I’ve really enjoyed the conversation about webscale identifiers. Naming web resources is such a crucial discipline, and yet one we’re all still making up as we go along. I ended the earlier post by suggesting that when we invent namespaces we should, where feasible, prefer names that make sense to people. In comments, a number of folks who have wrestled with the problem of ambiguity pointed out all sorts of reasons why that often just isn’t feasible.

Gavin Bell likes Amazon’s hybrid approach:

The model that Amazon have since moved to with a unique URL identifier and an ignored pretty human readable section is a good compromise.

Michael Smethurst agreed with me that the BBC’s opaque IDs — for example, b006qpgr for The Archers — could be promoted as a tag vocabulary that people would be encouraged to use:

Shownar is a prototype by Schulze and Webb that aims to track “buzz” around bbc programmes. For now it’s based on inbound links from blogs/twitter/etc but it could be expanded to use machine tags!?!

On Shownar, I find that this episode of Miss Marple was discussed in this blog entry:

BBC Radio have just started an Agatha Christie season and a whole host of programmes about the Queen of Crime are available to UK listeners on the iPlayer.

They include dramatizations of works starring super sleuths from Miss Marple to the Mysterious Mr Quin, as well as revealing documentaries.
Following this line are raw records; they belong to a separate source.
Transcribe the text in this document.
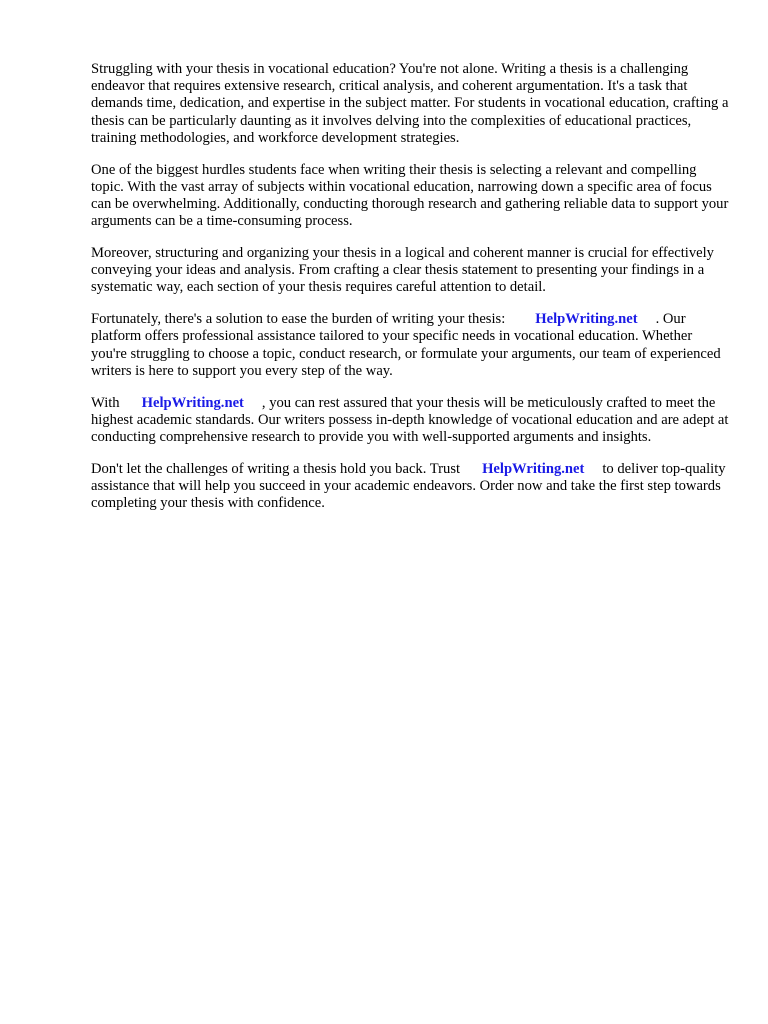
Struggling with your thesis in vocational education? You're not alone. Writing a thesis is a challenging endeavor that requires extensive research, critical analysis, and coherent argumentation. It's a task that demands time, dedication, and expertise in the subject matter. For students in vocational education, crafting a thesis can be particularly daunting as it involves delving into the complexities of educational practices, training methodologies, and workforce development strategies.

One of the biggest hurdles students face when writing their thesis is selecting a relevant and compelling topic. With the vast array of subjects within vocational education, narrowing down a specific area of focus can be overwhelming. Additionally, conducting thorough research and gathering reliable data to support your arguments can be a time-consuming process.

Moreover, structuring and organizing your thesis in a logical and coherent manner is crucial for effectively conveying your ideas and analysis. From crafting a clear thesis statement to presenting your findings in a systematic way, each section of your thesis requires careful attention to detail.

Fortunately, there's a solution to ease the burden of writing your thesis: HelpWriting.net . Our platform offers professional assistance tailored to your specific needs in vocational education. Whether you're struggling to choose a topic, conduct research, or formulate your arguments, our team of experienced writers is here to support you every step of the way.

With HelpWriting.net , you can rest assured that your thesis will be meticulously crafted to meet the highest academic standards. Our writers possess in-depth knowledge of vocational education and are adept at conducting comprehensive research to provide you with well-supported arguments and insights.

Don't let the challenges of writing a thesis hold you back. Trust HelpWriting.net to deliver top-quality assistance that will help you succeed in your academic endeavors. Order now and take the first step towards completing your thesis with confidence.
The entry uses URLs that embed these BBC ids: b00mk71d, b007jvht. How did the author find them? Clearly, in this case, by way of the search URL which is also cited in the entry:

http://www.bbc.co.uk/iplayer/search/?q=agatha christie

The search term agatha christie is wildly ambiguous, of course. Shownar would never have included this item had it not cited specific BBC shows by way of their opaque IDs. Nor would the author have cited them if that had required typing b00mk71d or b007jvht. It only works thanks to copy/paste, but it works quite nicely, and it shows why site-specific search still matters in an era of uber search engines.

This example got me thinking about the character strings that we can and do type, easily and naturally, versus those we can’t and won’t. For example:

queries (what we can and do type) results (what we can’t and don’t type)
http://www.librarything.com/catalog/jonudell&deepsearch=
practical internet groupware

http://www.librarything.com/work/16804

http://www.librarything.com/work/16804/book/28447984

http://www.google.com/search?q=
practical internet groupware

http://oreilly.com/catalog/9781565925373

http://oreilly.com/catalog/pracintgr

http://www.bing.com/results.aspx?q=
practical internet groupware

http://www.amazon.com/Practical-Internet-Groupware-Jon-Udell/dp/156592537

http://my.safaribooksonline.com/1565925378

http://www.worldcat.org/search?q=
practical internet groupware

http://www.worldcat.org/oclc/43188074

http://www.amazon.com/s?index=blended&field-keywords=
practical internet groupware

http://www.amazon.com/Practical-Internet-Groupware-Jon-Udell/dp/1565925378

 

Looking at the consistency on the left column, and the variation on the right, I’ve got to conclude that:

  1. Practical Internet Groupware is the de facto webscale identifier for my book.

  2. 16804, 28447984, 9781565925373, pracintgr, 156592537, 1565925378, and 43188074 will never converge.

I’ve long imagined a class of equivalence services that would help us bridge the gap between vocabularies we can speak and write and those we’ll never speak and need help to write.

Both are sets of webscale identifiers that we’ll need to use in complementary ways. That’ll require a mix of social conventions and technical services.